Equivalent fractions represent the same number, although they are written differently. For example,

${\displaystyle {\frac {2}{4}}}$ and ${\displaystyle {\frac {1}{2}}}$

represent the same amount. The latter fraction has a smaller denominator, so we say the fraction has been reduced.

You can reduce a fraction by dividing the numerator and denominator by the same number. For example,

${\displaystyle {\frac {75}{100}}={\frac {75{\color {Red}\div 5}}{100{\color {Red}\div 5}}}={\frac {15}{20}}}$

and

${\displaystyle {\frac {15}{20}}={\frac {15{\color {Red}\div 5}}{20{\color {Red}\div 5}}}={\frac {3}{4}}}$.

When we ask you to simplify a fraction or reduce a fraction such as 75/100, we want you to find the equivalent fraction with the smallest possible denominator.
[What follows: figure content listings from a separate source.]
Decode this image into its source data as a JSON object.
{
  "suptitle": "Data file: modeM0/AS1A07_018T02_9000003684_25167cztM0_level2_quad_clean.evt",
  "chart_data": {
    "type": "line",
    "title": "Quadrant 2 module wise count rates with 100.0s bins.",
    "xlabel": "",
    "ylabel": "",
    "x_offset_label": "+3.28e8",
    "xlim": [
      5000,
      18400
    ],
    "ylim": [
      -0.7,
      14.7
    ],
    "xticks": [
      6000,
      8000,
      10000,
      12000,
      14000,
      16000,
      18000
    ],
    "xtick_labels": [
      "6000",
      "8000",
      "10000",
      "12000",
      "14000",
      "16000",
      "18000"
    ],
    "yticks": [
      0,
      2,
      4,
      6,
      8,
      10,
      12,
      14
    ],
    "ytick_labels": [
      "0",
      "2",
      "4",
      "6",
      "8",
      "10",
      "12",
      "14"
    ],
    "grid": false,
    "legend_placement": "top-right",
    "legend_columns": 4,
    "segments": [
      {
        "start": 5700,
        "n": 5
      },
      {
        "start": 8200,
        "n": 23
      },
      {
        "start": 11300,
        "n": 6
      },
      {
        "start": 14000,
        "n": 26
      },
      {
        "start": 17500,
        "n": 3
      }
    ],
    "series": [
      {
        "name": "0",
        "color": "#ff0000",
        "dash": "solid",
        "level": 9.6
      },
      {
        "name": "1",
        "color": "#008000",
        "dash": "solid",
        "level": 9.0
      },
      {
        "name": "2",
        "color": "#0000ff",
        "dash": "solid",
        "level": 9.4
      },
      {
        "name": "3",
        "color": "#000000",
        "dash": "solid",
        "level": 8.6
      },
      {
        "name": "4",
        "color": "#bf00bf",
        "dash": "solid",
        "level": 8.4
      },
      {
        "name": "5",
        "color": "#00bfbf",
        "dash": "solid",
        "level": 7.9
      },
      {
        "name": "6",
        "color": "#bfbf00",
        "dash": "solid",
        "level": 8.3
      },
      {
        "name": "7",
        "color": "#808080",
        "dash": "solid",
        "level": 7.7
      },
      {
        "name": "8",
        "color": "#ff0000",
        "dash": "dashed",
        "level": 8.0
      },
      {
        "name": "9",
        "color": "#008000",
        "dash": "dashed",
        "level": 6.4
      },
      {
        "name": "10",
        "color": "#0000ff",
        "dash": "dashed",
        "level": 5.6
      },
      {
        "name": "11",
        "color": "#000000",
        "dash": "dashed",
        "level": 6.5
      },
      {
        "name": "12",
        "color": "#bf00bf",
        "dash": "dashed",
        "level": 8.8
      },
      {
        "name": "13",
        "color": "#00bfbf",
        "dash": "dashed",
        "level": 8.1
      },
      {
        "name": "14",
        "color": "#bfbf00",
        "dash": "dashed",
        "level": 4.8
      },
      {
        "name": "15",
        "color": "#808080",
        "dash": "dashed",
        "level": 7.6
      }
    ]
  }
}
In this case, the fully reduced form is 3/4. The only number that we could divided into both 3 and 4 would be 1, but that would not reduce the fraction any further.

${\displaystyle {\frac {3}{4}}={\frac {3{\color {Red}\div 1}}{4{\color {Red}\div 1}}}={\frac {3}{4}}}$.

You are also allowed to multiply the numerator and denominator by the same number. We usually call this finding equivalent fractions.